Sin perdón y sin Clint Eastwood
Sólo los gallardos saben pedir disculpas. Hacerlo a tiempo y con honestidad, con arrepentimiento verdadero y firme propósito de enmienda, ya sea en público o en la intimidad, requiere valor de fondo, respeto al otro, gallardía. Hace falta coraje del bueno para aceptar la humillación de ese momento, convertirla en sencillez y desarmarse para que el ofendido te acepte de nuevo. Hasta puede que ese gesto mejore al ofensor ante sus ojos. El cuajo de reconocer los propios errores: he ahí una prueba por la que todo hombre y toda mujer pasamos en algún tramo de nuestras vidas, y de cómo la resolvamos dependen muchos sentimientos, para empezar nuestra autoestima, sin la que a algunos nos resulta tan difícil seguir adelante.
Por el contrario, las excusas suenan a mendrugos mojados en el pico de los gallináceos comprobados.

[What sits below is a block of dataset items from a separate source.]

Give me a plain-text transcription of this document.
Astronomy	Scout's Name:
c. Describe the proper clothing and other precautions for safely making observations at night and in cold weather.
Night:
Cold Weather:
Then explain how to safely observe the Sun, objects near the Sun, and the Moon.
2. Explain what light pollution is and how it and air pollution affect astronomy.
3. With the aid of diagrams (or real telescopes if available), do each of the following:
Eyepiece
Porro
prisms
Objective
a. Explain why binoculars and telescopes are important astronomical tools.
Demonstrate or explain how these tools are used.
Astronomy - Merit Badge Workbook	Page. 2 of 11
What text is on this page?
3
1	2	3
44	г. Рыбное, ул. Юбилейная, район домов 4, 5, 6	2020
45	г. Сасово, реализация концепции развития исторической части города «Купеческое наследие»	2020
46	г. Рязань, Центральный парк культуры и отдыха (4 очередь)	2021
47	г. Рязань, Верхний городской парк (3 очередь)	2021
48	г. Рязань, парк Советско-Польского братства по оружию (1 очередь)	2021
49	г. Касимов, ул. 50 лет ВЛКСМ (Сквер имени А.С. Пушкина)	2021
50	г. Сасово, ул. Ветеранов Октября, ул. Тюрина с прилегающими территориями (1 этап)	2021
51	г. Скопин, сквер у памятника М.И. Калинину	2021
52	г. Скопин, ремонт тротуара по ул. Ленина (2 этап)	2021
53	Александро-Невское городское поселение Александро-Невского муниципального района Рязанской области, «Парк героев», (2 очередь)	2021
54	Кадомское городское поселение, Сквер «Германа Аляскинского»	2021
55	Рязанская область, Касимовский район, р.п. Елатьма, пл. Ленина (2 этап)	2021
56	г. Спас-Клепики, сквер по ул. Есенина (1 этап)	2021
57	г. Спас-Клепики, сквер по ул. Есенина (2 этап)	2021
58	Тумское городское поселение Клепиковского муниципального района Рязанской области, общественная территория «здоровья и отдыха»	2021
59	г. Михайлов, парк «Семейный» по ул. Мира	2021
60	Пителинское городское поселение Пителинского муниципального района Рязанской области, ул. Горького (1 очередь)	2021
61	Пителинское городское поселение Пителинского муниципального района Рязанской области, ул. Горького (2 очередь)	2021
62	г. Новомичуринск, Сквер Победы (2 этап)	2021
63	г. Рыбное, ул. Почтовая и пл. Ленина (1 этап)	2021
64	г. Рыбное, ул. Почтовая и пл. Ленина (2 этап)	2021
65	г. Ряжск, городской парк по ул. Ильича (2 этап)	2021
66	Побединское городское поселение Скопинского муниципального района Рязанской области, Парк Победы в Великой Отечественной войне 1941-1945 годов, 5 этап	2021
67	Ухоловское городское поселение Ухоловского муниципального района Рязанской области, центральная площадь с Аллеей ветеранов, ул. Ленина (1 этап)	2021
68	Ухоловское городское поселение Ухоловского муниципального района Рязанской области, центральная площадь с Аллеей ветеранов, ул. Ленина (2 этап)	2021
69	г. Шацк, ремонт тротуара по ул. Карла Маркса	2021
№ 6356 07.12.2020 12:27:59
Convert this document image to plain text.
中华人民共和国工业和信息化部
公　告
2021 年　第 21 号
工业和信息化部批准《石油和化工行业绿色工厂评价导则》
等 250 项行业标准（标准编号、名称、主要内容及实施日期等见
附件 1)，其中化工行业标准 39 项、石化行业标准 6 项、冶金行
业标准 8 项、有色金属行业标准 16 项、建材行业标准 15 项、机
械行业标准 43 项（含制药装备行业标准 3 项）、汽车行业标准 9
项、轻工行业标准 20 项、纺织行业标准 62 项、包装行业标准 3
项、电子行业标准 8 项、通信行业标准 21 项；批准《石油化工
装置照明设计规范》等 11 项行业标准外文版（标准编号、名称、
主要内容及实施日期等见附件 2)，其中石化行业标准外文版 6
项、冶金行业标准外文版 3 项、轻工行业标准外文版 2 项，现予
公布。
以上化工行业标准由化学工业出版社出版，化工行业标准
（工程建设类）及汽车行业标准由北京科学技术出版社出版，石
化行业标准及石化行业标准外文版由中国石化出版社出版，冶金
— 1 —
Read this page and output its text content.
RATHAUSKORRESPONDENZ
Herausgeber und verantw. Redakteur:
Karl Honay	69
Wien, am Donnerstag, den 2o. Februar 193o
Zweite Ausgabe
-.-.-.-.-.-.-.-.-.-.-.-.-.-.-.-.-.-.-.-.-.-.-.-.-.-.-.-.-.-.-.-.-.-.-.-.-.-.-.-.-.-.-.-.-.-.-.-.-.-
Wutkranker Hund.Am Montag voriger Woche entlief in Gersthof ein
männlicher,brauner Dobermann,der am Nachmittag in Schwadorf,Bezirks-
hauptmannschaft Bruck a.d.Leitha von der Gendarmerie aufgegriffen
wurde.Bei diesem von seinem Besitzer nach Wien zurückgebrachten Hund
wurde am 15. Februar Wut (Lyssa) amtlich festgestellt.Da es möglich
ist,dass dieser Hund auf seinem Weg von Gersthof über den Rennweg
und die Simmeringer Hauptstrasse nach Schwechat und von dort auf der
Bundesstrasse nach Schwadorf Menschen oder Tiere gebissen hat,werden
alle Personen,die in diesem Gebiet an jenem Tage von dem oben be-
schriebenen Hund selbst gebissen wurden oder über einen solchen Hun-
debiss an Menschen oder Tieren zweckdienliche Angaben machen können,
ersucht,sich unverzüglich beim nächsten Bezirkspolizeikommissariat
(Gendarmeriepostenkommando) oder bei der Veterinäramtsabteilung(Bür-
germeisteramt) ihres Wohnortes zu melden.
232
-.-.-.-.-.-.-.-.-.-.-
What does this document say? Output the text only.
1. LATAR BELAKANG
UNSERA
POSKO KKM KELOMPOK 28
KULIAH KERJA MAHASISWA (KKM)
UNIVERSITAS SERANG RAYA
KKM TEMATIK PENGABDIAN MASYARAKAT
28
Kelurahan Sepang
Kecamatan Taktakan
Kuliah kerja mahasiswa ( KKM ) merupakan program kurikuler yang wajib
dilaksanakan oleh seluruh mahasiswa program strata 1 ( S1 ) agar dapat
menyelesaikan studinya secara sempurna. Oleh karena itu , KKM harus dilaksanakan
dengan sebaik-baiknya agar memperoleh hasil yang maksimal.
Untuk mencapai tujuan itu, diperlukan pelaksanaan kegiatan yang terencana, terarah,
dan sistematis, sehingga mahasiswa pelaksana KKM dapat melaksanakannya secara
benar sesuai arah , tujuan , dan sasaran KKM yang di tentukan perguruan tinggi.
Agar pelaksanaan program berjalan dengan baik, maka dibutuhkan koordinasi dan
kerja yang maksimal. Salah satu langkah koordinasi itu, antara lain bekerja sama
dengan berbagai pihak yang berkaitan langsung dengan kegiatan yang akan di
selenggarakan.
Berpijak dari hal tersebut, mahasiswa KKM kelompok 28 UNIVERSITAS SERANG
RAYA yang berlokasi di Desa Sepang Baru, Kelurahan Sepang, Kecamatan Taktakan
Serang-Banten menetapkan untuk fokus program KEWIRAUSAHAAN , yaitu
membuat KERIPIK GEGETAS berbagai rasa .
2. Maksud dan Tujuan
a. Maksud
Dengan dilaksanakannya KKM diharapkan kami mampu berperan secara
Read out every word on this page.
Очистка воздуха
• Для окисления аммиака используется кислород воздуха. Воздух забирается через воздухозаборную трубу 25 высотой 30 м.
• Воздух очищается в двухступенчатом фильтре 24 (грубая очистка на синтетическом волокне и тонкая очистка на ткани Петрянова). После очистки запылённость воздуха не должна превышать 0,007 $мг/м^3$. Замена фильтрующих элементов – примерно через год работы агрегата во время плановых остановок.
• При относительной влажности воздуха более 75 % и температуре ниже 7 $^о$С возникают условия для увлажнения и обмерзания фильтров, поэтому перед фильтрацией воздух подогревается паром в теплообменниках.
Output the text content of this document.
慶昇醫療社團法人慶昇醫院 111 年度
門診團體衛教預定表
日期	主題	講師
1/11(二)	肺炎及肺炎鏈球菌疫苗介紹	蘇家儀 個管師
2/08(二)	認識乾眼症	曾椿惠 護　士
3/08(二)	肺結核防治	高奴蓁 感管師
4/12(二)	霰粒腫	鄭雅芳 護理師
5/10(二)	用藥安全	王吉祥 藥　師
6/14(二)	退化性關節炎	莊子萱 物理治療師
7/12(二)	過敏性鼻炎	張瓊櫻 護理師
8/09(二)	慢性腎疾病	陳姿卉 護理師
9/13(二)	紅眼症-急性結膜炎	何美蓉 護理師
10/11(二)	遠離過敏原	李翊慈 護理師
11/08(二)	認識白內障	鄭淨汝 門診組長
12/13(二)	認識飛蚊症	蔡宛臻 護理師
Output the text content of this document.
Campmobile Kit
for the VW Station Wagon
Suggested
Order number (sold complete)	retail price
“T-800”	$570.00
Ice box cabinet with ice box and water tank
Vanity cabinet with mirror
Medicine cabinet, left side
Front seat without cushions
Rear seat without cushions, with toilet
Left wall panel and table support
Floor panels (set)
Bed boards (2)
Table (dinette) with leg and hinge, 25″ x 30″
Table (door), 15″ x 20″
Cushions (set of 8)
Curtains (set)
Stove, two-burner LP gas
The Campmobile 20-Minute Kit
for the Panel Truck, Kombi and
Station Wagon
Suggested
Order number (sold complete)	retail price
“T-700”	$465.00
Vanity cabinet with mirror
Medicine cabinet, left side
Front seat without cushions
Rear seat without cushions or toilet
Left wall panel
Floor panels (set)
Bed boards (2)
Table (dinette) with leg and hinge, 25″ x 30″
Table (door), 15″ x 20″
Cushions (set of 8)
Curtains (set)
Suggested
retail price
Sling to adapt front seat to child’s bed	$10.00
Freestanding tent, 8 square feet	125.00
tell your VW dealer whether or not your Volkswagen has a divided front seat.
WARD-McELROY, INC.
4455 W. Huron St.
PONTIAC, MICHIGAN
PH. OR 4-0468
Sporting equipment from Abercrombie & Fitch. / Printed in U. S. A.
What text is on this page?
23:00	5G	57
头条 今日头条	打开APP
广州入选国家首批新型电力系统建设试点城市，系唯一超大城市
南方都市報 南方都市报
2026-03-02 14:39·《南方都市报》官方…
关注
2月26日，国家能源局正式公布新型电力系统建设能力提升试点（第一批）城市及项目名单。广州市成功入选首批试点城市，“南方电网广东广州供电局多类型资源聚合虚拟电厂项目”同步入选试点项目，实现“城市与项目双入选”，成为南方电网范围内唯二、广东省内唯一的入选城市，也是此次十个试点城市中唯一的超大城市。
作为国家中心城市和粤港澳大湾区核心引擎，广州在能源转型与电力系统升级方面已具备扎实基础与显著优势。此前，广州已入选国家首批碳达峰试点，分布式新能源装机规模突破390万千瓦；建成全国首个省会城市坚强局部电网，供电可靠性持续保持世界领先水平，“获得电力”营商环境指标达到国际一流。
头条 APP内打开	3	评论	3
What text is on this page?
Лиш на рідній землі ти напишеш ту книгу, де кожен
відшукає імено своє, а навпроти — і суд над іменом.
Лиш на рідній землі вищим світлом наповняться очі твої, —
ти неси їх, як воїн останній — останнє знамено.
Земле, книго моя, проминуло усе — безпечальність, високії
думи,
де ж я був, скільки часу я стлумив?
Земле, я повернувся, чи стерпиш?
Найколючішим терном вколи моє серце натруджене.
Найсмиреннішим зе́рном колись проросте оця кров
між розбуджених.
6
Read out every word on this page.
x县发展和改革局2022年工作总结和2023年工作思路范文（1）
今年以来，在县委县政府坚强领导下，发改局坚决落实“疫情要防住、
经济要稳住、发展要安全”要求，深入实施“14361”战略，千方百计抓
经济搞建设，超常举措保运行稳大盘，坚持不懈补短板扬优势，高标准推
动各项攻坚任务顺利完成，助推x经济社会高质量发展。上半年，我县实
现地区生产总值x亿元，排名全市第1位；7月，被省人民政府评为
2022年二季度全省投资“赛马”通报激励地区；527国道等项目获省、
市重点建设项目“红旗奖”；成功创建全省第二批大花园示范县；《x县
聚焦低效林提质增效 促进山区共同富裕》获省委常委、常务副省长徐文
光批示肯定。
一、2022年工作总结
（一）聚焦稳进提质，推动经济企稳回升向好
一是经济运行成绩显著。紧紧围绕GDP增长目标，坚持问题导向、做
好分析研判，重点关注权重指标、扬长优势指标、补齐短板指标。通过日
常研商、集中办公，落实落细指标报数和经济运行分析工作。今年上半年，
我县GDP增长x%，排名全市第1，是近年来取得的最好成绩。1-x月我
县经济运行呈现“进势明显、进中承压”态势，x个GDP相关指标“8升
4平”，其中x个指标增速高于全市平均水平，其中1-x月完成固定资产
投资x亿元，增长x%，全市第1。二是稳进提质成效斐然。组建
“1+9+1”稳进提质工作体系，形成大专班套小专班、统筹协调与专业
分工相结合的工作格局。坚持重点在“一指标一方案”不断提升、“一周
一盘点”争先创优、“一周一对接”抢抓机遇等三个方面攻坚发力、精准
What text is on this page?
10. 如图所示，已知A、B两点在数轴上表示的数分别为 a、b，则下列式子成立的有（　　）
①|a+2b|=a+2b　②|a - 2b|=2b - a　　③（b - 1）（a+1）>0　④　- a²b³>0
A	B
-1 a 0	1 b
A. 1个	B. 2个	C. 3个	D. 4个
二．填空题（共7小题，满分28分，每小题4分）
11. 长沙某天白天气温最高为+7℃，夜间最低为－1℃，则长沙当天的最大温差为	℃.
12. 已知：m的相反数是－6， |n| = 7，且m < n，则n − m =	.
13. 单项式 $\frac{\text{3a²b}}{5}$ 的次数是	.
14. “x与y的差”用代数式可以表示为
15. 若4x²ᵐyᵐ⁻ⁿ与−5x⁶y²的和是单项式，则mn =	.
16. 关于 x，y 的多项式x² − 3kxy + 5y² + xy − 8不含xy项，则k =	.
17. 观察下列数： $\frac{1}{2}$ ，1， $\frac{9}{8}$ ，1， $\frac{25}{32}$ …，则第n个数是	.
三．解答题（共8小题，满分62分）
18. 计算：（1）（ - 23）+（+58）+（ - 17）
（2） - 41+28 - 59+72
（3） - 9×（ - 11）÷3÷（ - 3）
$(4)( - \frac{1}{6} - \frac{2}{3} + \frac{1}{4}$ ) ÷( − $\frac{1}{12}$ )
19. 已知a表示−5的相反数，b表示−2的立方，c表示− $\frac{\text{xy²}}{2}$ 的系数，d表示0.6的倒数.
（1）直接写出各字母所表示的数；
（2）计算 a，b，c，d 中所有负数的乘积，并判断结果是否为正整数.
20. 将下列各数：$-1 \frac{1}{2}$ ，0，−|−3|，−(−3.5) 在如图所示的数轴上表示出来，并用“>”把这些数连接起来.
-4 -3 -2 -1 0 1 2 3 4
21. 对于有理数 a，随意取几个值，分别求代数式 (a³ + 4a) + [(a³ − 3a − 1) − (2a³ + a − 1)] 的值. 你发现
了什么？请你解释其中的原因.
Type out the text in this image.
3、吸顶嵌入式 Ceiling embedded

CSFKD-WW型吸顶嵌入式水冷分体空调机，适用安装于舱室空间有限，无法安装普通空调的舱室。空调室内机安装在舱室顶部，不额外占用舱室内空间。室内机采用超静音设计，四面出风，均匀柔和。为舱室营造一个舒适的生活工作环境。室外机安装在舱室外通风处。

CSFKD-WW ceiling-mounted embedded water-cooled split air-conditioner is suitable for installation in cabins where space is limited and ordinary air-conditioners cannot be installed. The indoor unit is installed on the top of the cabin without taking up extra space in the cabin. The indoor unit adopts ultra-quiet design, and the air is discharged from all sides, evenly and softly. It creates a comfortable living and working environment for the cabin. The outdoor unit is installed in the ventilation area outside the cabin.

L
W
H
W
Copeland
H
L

Sí, los 'clocloqueros': esos productos gaseosos que alardean de éxitos, que escapan por las gateras arrastrando la falsa cola de pavo real con que el poder ha coronado sus mediocres existencias, y que sonríen bobamente cuando sus aduladores les aplauden, creyendo que el batir de palmas –otra cosa sería un batir de huevos, pero prudentemente me abstengo de desarrollar esta idea– les convierte en el agujero del queque, el último pozo en el desierto y el asombro de sus contemporáneos.
En realidad, Rajoy, que es el personaje al que me estoy refiriendo, con sutil evidencia, tiene razón en lo último. No sólo los europeos nos contemplan, perplejos y boquiabiertos. El orbe entero no puede creer que hayamos sido capaces de soportarle un retroceso que, en tan pocos años, nos ha situado en el vagón de cola, ha excluido a cientos de miles de ciudadanos de cualquier posibilidad de levantar cabeza, y ha hipotecado el futuro de los jóvenes y abandonado en la miseria a un tercio de nuestros niños.
Únicamente por esto último, acreditado precisamente este martes con datos y mucho dolor desde Cáritas y Unicef, el jefe de Gobierno tendría que haberse puesto a caminar de rodillas sobre su propia obra para acabar de cura –o de monja, a mí me da igual– en el Valle de los Caídos. No lo hizo. Se disculpó ateniéndose al ejemplo del anterior Rey, quien por cierto nos ofreció pucherines y carantoñas, y prometió, bien es cierto porque ya no tenía más remedio, que no volvería a hacerlo. Éste ni siquiera tiene un plan B, como no sea seguir haciendo de Comendador, en la patética versión del Tenorio con imputados que nos toca vivir.
Y ahí sigue, escupiendo herencia recibida, sin darse cuenta de que lo que vemos los españoles es la mala sangre de la derecha más rancia de este país, acabando con cualquier avance. Es su propio legado el que más apesta.
Pasará a la historia como el más patético –y éste sí que es un récord– de los presidentes de la democracia. Habrá hundido el país y se le romperá España por más costuras de las que él mismo piensa.
Vamos a beber tanto cava por él como por Franco.